Dr. Jan Voges studied electrical engineering at Leibniz University Hannover, specializing in communications engineering. He received his Dipl.-Ing. degree from Leibniz University Hannover in 2015. After graduation, he joined the Institute for Information Processing at Leibniz University Hannover as a Research Assistant, where he pioneered the compression and standardization of genomic data. In 2018, he was a Visiting Scientist at the Carl R. Woese Institute for Genomic Biology at the University of Illinois Urbana-Champaign, where he worked on a project to automate and accelerate the analysis of DNA sequencing data at the Mayo Clinic. In 2022, he received his Dr.-Ing. degree — passed with distinction — from Leibniz University Hannover for his work on Compression of DNA Sequencing Data. From 2022–2024, he was Research Group Leader of the Genomic Data Science group (3 PhD students) at the Institute for Information Processing and L3S at Leibniz University Hannover, where his research focused on DNA sequencing data compression, DNA data storage, high-throughput processing of nanopore sequencing data, and 3D genome reconstruction. Since 2024, he has been Senior Research Scientist at CIMA University of Navarra and Instituto de Investigación Sanitaria de Navarra, with an additional focus on multi-modal modeling of cellular metabolic processes through perturbation studies. Since 2024, he has also held a position as Visiting Scientist at the Peter L. Reichertz Institute for Medical Informatics of TU Braunschweig and Hannover Medical School. In general, his research focuses on computational biology, machine learning and bioinformatics. More specifically, it is organized into the domains “Data Coding”, “Bioinformatics”, and “Computational Biology”. In the data coding domain, his research focuses on DNA sequencing data compression and DNA data storage. In the bioinformatics domain, his research focuses on high-throughput processing of nanopore sequencing data. In the computational biology domain, he focuses on 3D genome reconstruction as well as multi-modal modeling of cellular metabolic processes through perturbation studies. He has a special interest in international standardization, proposal writing, project management, IP generation and software engineering.
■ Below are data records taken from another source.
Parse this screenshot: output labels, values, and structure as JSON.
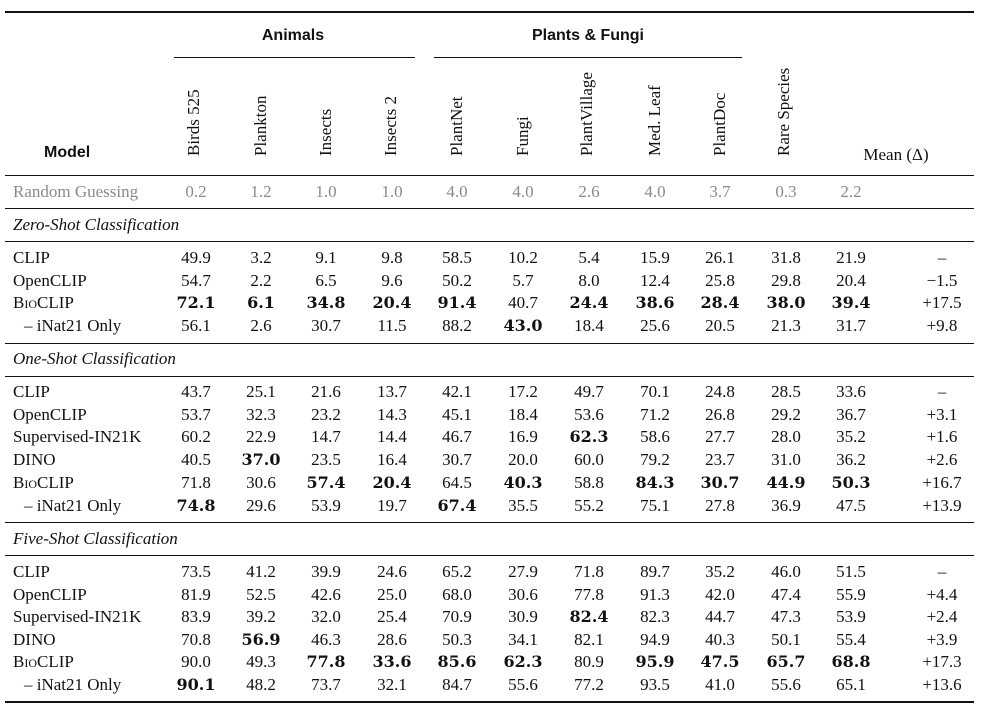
{
  "header": {
    "model": "Model",
    "groups": {
      "animals": "Animals",
      "plants": "Plants & Fungi"
    },
    "columns": [
      "Birds 525",
      "Plankton",
      "Insects",
      "Insects 2",
      "PlantNet",
      "Fungi",
      "PlantVillage",
      "Med. Leaf",
      "PlantDoc",
      "Rare Species"
    ],
    "mean": "Mean (Δ)"
  },
  "random": {
    "name": "Random Guessing",
    "values": [
      "0.2",
      "1.2",
      "1.0",
      "1.0",
      "4.0",
      "4.0",
      "2.6",
      "4.0",
      "3.7",
      "0.3",
      "2.2"
    ]
  },
  "sections": [
    {
      "title": "Zero-Shot Classification",
      "rows": [
        {
          "name": "CLIP",
          "values": [
            "49.9",
            "3.2",
            "9.1",
            "9.8",
            "58.5",
            "10.2",
            "5.4",
            "15.9",
            "26.1",
            "31.8",
            "21.9"
          ],
          "delta": "–",
          "bold": []
        },
        {
          "name": "OpenCLIP",
          "values": [
            "54.7",
            "2.2",
            "6.5",
            "9.6",
            "50.2",
            "5.7",
            "8.0",
            "12.4",
            "25.8",
            "29.8",
            "20.4"
          ],
          "delta": "−1.5",
          "bold": []
        },
        {
          "name": "BioCLIP",
          "values": [
            "72.1",
            "6.1",
            "34.8",
            "20.4",
            "91.4",
            "40.7",
            "24.4",
            "38.6",
            "28.4",
            "38.0",
            "39.4"
          ],
          "delta": "+17.5",
          "bold": [
            0,
            1,
            2,
            3,
            4,
            6,
            7,
            8,
            9,
            10
          ],
          "smallcaps": true
        },
        {
          "name": "– iNat21 Only",
          "values": [
            "56.1",
            "2.6",
            "30.7",
            "11.5",
            "88.2",
            "43.0",
            "18.4",
            "25.6",
            "20.5",
            "21.3",
            "31.7"
          ],
          "delta": "+9.8",
          "bold": [
            5
          ]
        }
      ]
    },
    {
      "title": "One-Shot Classification",
      "rows": [
        {
          "name": "CLIP",
          "values": [
            "43.7",
            "25.1",
            "21.6",
            "13.7",
            "42.1",
            "17.2",
            "49.7",
            "70.1",
            "24.8",
            "28.5",
            "33.6"
          ],
          "delta": "–",
          "bold": []
        },
        {
          "name": "OpenCLIP",
          "values": [
            "53.7",
            "32.3",
            "23.2",
            "14.3",
            "45.1",
            "18.4",
            "53.6",
            "71.2",
            "26.8",
            "29.2",
            "36.7"
          ],
          "delta": "+3.1",
          "bold": []
        },
        {
          "name": "Supervised-IN21K",
          "values": [
            "60.2",
            "22.9",
            "14.7",
            "14.4",
            "46.7",
            "16.9",
            "62.3",
            "58.6",
            "27.7",
            "28.0",
            "35.2"
          ],
          "delta": "+1.6",
          "bold": [
            6
          ]
        },
        {
          "name": "DINO",
          "values": [
            "40.5",
            "37.0",
            "23.5",
            "16.4",
            "30.7",
            "20.0",
            "60.0",
            "79.2",
            "23.7",
            "31.0",
            "36.2"
          ],
          "delta": "+2.6",
          "bold": [
            1
          ]
        },
        {
          "name": "BioCLIP",
          "values": [
            "71.8",
            "30.6",
            "57.4",
            "20.4",
            "64.5",
            "40.3",
            "58.8",
            "84.3",
            "30.7",
            "44.9",
            "50.3"
          ],
          "delta": "+16.7",
          "bold": [
            2,
            3,
            5,
            7,
            8,
            9,
            10
          ],
          "smallcaps": true
        },
        {
          "name": "– iNat21 Only",
          "values": [
            "74.8",
            "29.6",
            "53.9",
            "19.7",
            "67.4",
            "35.5",
            "55.2",
            "75.1",
            "27.8",
            "36.9",
            "47.5"
          ],
          "delta": "+13.9",
          "bold": [
            0,
            4
          ]
        }
      ]
    },
    {
      "title": "Five-Shot Classification",
      "rows": [
        {
          "name": "CLIP",
          "values": [
            "73.5",
            "41.2",
            "39.9",
            "24.6",
            "65.2",
            "27.9",
            "71.8",
            "89.7",
            "35.2",
            "46.0",
            "51.5"
          ],
          "delta": "–",
          "bold": []
        },
        {
          "name": "OpenCLIP",
          "values": [
            "81.9",
            "52.5",
            "42.6",
            "25.0",
            "68.0",
            "30.6",
            "77.8",
            "91.3",
            "42.0",
            "47.4",
            "55.9"
          ],
          "delta": "+4.4",
          "bold": []
        },
        {
          "name": "Supervised-IN21K",
          "values": [
            "83.9",
            "39.2",
            "32.0",
            "25.4",
            "70.9",
            "30.9",
            "82.4",
            "82.3",
            "44.7",
            "47.3",
            "53.9"
          ],
          "delta": "+2.4",
          "bold": [
            6
          ]
        },
        {
          "name": "DINO",
          "values": [
            "70.8",
            "56.9",
            "46.3",
            "28.6",
            "50.3",
            "34.1",
            "82.1",
            "94.9",
            "40.3",
            "50.1",
            "55.4"
          ],
          "delta": "+3.9",
          "bold": [
            1
          ]
        },
        {
          "name": "BioCLIP",
          "values": [
            "90.0",
            "49.3",
            "77.8",
            "33.6",
            "85.6",
            "62.3",
            "80.9",
            "95.9",
            "47.5",
            "65.7",
            "68.8"
          ],
          "delta": "+17.3",
          "bold": [
            2,
            3,
            4,
            5,
            7,
            8,
            9,
            10
          ],
          "smallcaps": true
        },
        {
          "name": "– iNat21 Only",
          "values": [
            "90.1",
            "48.2",
            "73.7",
            "32.1",
            "84.7",
            "55.6",
            "77.2",
            "93.5",
            "41.0",
            "55.6",
            "65.1"
          ],
          "delta": "+13.6",
          "bold": [
            0
          ]
        }
      ]
    }
  ]
}
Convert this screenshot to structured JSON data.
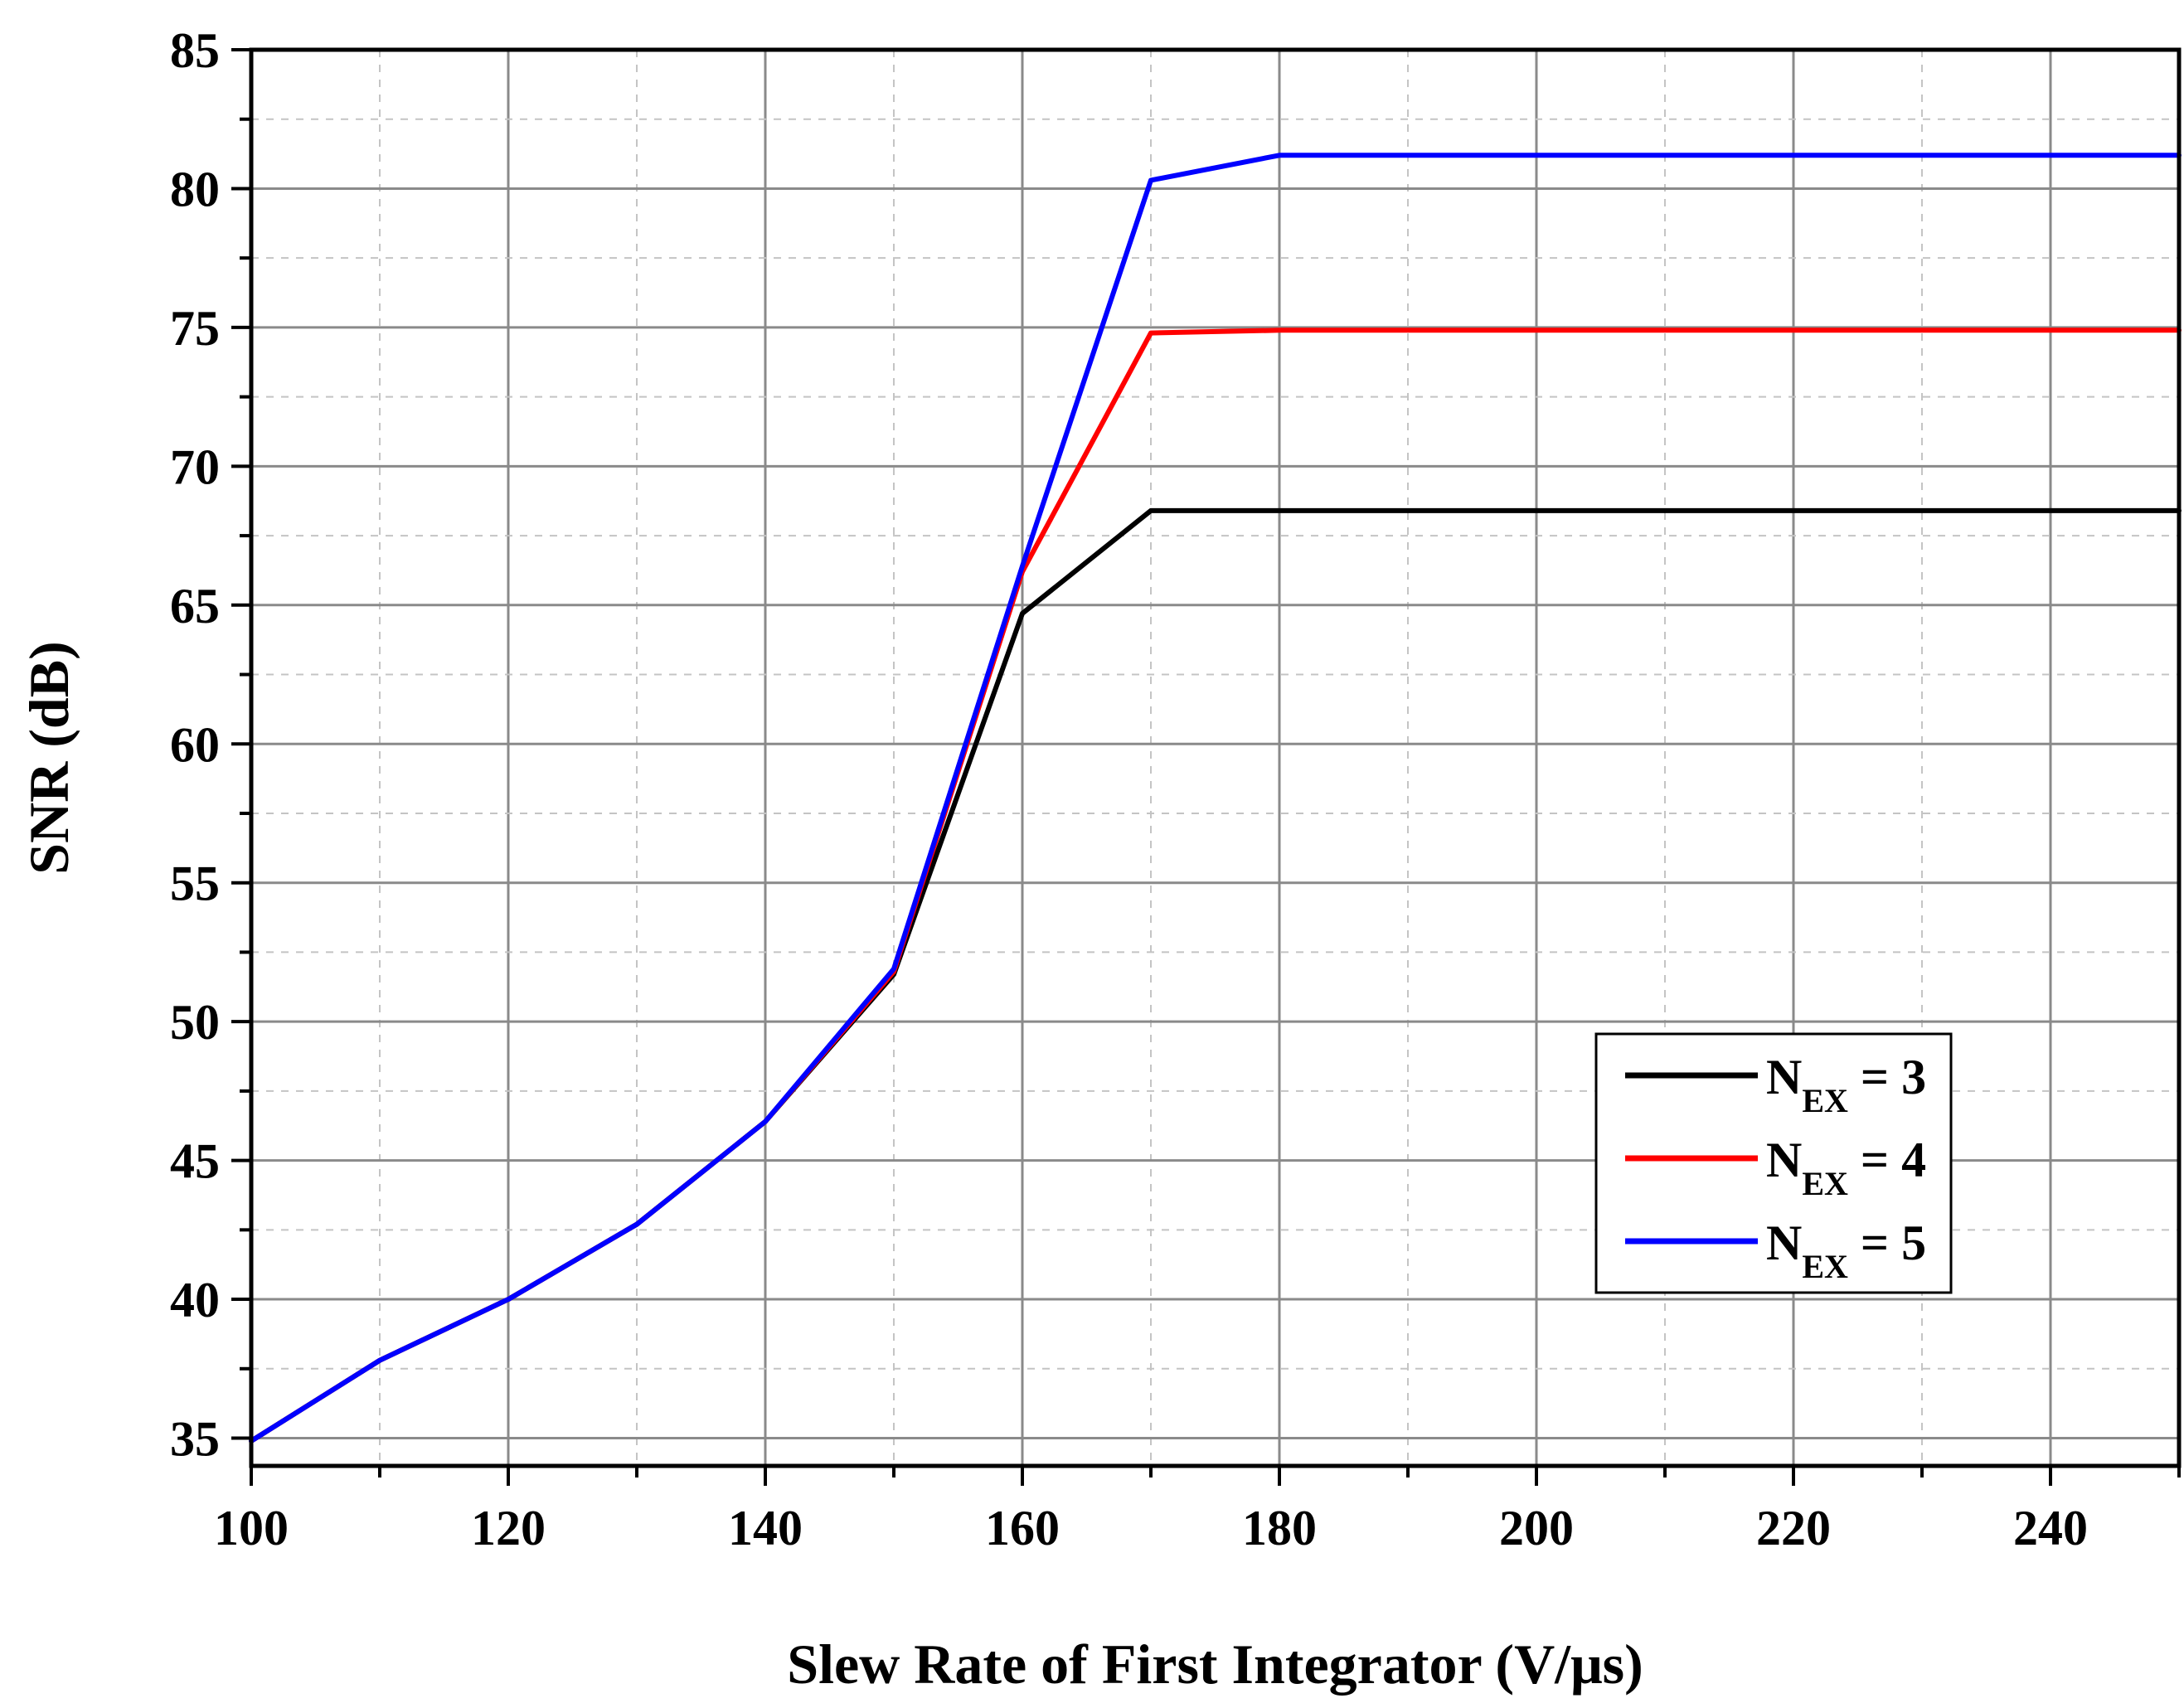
{
  "chart_data": {
    "type": "line",
    "title": "",
    "xlabel": "Slew Rate of First Integrator (V/μs)",
    "ylabel": "SNR (dB)",
    "xlim": [
      100,
      250
    ],
    "ylim": [
      34,
      85
    ],
    "xticks": [
      100,
      120,
      140,
      160,
      180,
      200,
      220,
      240
    ],
    "yticks": [
      35,
      40,
      45,
      50,
      55,
      60,
      65,
      70,
      75,
      80,
      85
    ],
    "x_minor_step": 10,
    "y_minor_step": 2.5,
    "grid": true,
    "legend_position": "lower-right",
    "x": [
      100,
      110,
      120,
      130,
      140,
      150,
      160,
      170,
      180,
      190,
      200,
      210,
      220,
      230,
      240,
      250
    ],
    "series": [
      {
        "name": "N_EX = 3",
        "label_main": "N",
        "label_sub": "EX",
        "label_tail": " = 3",
        "color": "#000000",
        "values": [
          34.9,
          37.8,
          40.0,
          42.7,
          46.4,
          51.7,
          64.7,
          68.4,
          68.4,
          68.4,
          68.4,
          68.4,
          68.4,
          68.4,
          68.4,
          68.4
        ]
      },
      {
        "name": "N_EX = 4",
        "label_main": "N",
        "label_sub": "EX",
        "label_tail": " = 4",
        "color": "#ff0000",
        "values": [
          34.9,
          37.8,
          40.0,
          42.7,
          46.4,
          51.8,
          66.2,
          74.8,
          74.9,
          74.9,
          74.9,
          74.9,
          74.9,
          74.9,
          74.9,
          74.9
        ]
      },
      {
        "name": "N_EX = 5",
        "label_main": "N",
        "label_sub": "EX",
        "label_tail": " = 5",
        "color": "#0000ff",
        "values": [
          34.9,
          37.8,
          40.0,
          42.7,
          46.4,
          51.9,
          66.4,
          80.3,
          81.2,
          81.2,
          81.2,
          81.2,
          81.2,
          81.2,
          81.2,
          81.2
        ]
      }
    ]
  }
}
Dr. Guillermo Dufort y Álvarez nació en Montevideo, Uruguay. Obtuvo el título de Ingeniero en Computación y el doctorado en Informática en la Universidad de la República, Montevideo, Uruguay, en 2016 y 2022, respectivamente. Desde 2015, está afiliado al Instituto de Computación de la Universidad de la República. Actualmente, trabaja como investigador postdoctoral en TECNUN, Universidad de Navarra, España. Sus intereses de investigación incluyen bioinformática, compresión de datos y modelado estadístico.